分譲マンション事業の総合コンサルティングを手掛ける(株)トータルブレイン(東京都港区、代表取締役社長:久光龍彦氏)はこのほど、2015年前半戦のマンション市場を振り返りながら、同年後半戦の市場動向を予測したレポートを発表した。
同レポートでは、同年前半戦のマンション市場を(1)供給戸数は7%の減少、郊外部の激減ぶりが目立つ、(2)23区の好調は継続、埼玉・千葉の売れ行きは悪化、(3)好調の要因は圧倒的に駅近、差別化要因のない平均的物件の苦戦が目立つ、(4)販売価格は14年比5%前後上昇。すでに新新価格のピーク水準上回る、などと分析。インバウンド需要、相続対策需要などを背景にタワー物件やコンパクト物件など都心・都内物件の好立地マーケットは好調をキープしていること、低金利と共稼ぎ層の増加で顧客の予算アップが可能となり、価格が高くても好立地で利便性の高い物件は売れ、逆に大きなマイナスのない平均的物件が苦戦するなど、物件評価基準が大きく変化していることなどを指摘した。
一方、後半戦のマンション市場は、都下以外の供給が大幅減少となっていることから、供給は年間4万戸程度と予測。低金利の継続で、23区や横浜、川崎の利便性良好なエリアは価格上昇が吸収できるものの、郊外部は売れ行きがこれ以上鈍くなれば価格上昇が止まる可能性があるとした。

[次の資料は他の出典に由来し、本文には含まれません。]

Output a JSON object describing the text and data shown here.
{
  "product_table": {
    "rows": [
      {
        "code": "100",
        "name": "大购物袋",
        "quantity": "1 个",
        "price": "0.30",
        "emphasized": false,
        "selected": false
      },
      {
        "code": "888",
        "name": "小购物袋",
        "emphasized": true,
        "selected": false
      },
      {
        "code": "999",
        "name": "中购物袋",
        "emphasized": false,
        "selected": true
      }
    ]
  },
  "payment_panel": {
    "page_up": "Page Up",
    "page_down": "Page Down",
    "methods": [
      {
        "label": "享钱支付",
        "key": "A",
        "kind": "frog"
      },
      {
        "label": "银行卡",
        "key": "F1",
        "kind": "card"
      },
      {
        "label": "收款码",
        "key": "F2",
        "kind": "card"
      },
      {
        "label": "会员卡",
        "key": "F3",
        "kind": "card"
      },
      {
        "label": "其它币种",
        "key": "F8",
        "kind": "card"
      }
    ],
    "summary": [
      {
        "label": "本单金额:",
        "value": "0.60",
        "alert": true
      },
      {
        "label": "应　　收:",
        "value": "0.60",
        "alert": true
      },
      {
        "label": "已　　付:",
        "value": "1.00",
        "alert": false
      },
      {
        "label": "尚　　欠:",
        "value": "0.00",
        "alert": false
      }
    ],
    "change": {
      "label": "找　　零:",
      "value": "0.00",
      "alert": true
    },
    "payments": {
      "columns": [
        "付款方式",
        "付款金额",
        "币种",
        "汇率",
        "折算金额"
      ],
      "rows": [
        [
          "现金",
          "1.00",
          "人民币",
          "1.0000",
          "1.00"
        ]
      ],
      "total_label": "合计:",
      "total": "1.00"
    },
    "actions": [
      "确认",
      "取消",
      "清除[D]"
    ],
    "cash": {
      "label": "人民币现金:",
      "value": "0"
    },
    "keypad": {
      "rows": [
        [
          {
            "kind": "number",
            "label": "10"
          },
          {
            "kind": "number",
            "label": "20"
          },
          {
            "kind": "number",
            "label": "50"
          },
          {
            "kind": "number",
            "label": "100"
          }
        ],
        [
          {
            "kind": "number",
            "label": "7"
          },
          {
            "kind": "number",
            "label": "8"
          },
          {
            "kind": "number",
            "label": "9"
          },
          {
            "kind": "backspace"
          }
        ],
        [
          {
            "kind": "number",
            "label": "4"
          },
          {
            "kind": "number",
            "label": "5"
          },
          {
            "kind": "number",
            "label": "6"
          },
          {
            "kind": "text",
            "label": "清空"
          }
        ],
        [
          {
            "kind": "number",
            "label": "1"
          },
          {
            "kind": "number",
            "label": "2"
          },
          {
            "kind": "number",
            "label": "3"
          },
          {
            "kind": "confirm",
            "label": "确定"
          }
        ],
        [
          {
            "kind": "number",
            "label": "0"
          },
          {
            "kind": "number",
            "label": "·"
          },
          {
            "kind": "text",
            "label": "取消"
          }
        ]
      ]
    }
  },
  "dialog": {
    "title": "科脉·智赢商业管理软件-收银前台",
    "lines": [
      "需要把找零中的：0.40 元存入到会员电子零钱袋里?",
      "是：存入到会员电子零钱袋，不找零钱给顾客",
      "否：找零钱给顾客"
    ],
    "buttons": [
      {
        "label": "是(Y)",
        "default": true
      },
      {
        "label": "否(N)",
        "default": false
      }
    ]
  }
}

低金利の継続で顧客は1,000万円程度の買い上がりが可能で、相続対策とインバウンドニーズなどの拡大もあるため、都心好立地は販売環境が良好だとしている。
こうした環境下で、ディベロッパーに求められる課題として(1)沿線力・駅力・駅近志向はますます強まるため、しっかり意識することが必要、(2)新築マンション市場が縮小する中、事業ポートフォリオを多角化するか、得意な商品・エリアを明確にして「選択と集中」をするか、ディベロッパーの事業戦略を明確にすること、(3)再開発や建て替え、種地からの地上げ、CREなど、土地を創り出す努力を、(4)空き家住宅の再生事業が大きなビジネスチャンスになる、(5)建築費の再上昇で、CMによるコストダウンが復活、(6)住宅デザイン力がさらに問われるようになる、などと指摘した。